Charles Page

Personal information
- Full name: Charles Carew Page
- Born: 25 April 1884 Barnet, Hertfordshire, England
- Died: 10 April 1921 (aged 36) Woking, Surrey, England
- Batting: Right-handed

Domestic team information
- 1905 to 1909: Middlesex
- 1905 to 1906: Cambridge University

Career statistics
| Competition | First-class |
| Matches | 71 |
| Runs scored | 2920 |
| Batting average | 26.30 |
| 100s/50s | 2/17 |
| Top score | 164* |
| Balls bowled | 78 |
| Wickets | 1 |
| Bowling average | 53.00 |
| 5 wickets in innings | 0 |
| 10 wickets in match | 0 |
| Best bowling | 1/25 |
| Catches/stumpings | 29/0 |
- Source: CricketArchive, 1 October 2019

= Charles Page (cricketer) =

English cricketer

Charles Carew Page (25 April 1884 – 10 April 1921) was an English amateur cricketer who played first-class cricket for Middlesex and Cambridge University from 1905 to 1909. He was born in Barnet and died in Woking after falling down stairs in his home.
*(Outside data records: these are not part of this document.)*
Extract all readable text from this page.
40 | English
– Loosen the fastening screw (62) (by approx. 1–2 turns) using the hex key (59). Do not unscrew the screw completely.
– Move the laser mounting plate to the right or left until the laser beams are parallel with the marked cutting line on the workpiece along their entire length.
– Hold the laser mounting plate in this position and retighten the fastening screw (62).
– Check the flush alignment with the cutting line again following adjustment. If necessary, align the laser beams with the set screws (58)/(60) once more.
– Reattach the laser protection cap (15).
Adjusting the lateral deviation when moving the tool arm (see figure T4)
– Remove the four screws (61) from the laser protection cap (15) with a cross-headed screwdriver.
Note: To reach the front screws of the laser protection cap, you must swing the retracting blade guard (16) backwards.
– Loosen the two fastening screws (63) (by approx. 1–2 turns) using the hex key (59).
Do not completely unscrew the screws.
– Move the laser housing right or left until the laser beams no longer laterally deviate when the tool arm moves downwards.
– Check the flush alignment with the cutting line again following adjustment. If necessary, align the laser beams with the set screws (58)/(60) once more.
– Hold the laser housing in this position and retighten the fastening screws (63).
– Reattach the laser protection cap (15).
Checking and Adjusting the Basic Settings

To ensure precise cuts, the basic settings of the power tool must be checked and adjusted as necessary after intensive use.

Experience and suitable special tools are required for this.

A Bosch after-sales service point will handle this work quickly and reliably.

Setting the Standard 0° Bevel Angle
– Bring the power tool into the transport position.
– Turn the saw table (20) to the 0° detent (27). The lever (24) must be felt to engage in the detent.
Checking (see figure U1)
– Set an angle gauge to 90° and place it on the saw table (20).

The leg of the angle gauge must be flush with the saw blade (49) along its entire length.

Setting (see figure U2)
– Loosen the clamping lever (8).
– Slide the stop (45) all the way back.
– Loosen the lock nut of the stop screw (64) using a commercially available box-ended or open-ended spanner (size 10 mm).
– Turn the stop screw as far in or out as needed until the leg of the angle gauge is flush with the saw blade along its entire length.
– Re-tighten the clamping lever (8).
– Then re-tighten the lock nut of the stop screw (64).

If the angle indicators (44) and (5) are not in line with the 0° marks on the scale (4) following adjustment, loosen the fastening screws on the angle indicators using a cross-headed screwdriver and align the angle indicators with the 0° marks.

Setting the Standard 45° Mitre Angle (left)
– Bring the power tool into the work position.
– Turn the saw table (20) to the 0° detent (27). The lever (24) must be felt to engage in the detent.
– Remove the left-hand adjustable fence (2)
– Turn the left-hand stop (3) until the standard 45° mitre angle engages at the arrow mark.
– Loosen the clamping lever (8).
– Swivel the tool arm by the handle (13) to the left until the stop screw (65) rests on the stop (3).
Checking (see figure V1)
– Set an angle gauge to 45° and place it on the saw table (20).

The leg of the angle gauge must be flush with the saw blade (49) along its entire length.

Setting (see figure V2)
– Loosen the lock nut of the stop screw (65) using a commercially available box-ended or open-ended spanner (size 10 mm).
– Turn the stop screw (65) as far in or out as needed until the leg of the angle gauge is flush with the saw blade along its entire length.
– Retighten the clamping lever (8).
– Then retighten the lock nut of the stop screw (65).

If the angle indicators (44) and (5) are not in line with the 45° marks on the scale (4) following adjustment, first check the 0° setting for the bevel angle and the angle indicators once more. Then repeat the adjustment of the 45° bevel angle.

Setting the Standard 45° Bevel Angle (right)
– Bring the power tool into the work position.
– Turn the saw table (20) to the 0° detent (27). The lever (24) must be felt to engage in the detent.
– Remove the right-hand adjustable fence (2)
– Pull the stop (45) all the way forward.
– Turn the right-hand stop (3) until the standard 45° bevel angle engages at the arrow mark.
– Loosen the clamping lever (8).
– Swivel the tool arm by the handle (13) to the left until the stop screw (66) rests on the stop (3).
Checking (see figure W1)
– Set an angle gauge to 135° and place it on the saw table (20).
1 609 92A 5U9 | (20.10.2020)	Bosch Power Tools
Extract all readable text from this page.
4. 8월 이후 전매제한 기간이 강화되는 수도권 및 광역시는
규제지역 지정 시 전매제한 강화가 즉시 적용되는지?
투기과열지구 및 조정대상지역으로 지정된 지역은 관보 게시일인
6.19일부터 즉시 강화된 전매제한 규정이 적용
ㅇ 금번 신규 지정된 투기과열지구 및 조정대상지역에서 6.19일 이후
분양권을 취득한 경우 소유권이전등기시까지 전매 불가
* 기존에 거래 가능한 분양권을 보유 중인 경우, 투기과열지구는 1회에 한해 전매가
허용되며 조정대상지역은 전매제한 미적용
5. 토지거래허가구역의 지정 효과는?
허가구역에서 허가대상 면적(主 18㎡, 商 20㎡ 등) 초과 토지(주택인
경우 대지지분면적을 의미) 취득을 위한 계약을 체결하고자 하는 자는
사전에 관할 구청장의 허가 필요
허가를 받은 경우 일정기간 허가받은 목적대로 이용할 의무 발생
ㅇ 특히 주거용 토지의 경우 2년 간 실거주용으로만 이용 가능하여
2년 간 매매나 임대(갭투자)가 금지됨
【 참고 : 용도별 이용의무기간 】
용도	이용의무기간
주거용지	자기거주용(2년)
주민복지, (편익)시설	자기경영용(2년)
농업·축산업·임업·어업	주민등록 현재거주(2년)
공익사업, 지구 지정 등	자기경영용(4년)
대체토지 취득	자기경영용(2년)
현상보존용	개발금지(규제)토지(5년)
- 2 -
A "free and stylish batsman", Page's highest score was 164 not out for Middlesex against Somerset at Lord's in 1908, made out of 262 in 110 minutes, and including 28 fours. His other century was 117 for Middlesex against Lancashire, also at Lord's, in 1905. He toured New Zealand with the MCC in 1906–07, playing in both of the matches against New Zealand at the end of the tour.

Page was also a football player for Cambridge, Old Malvernians and the Corinthians.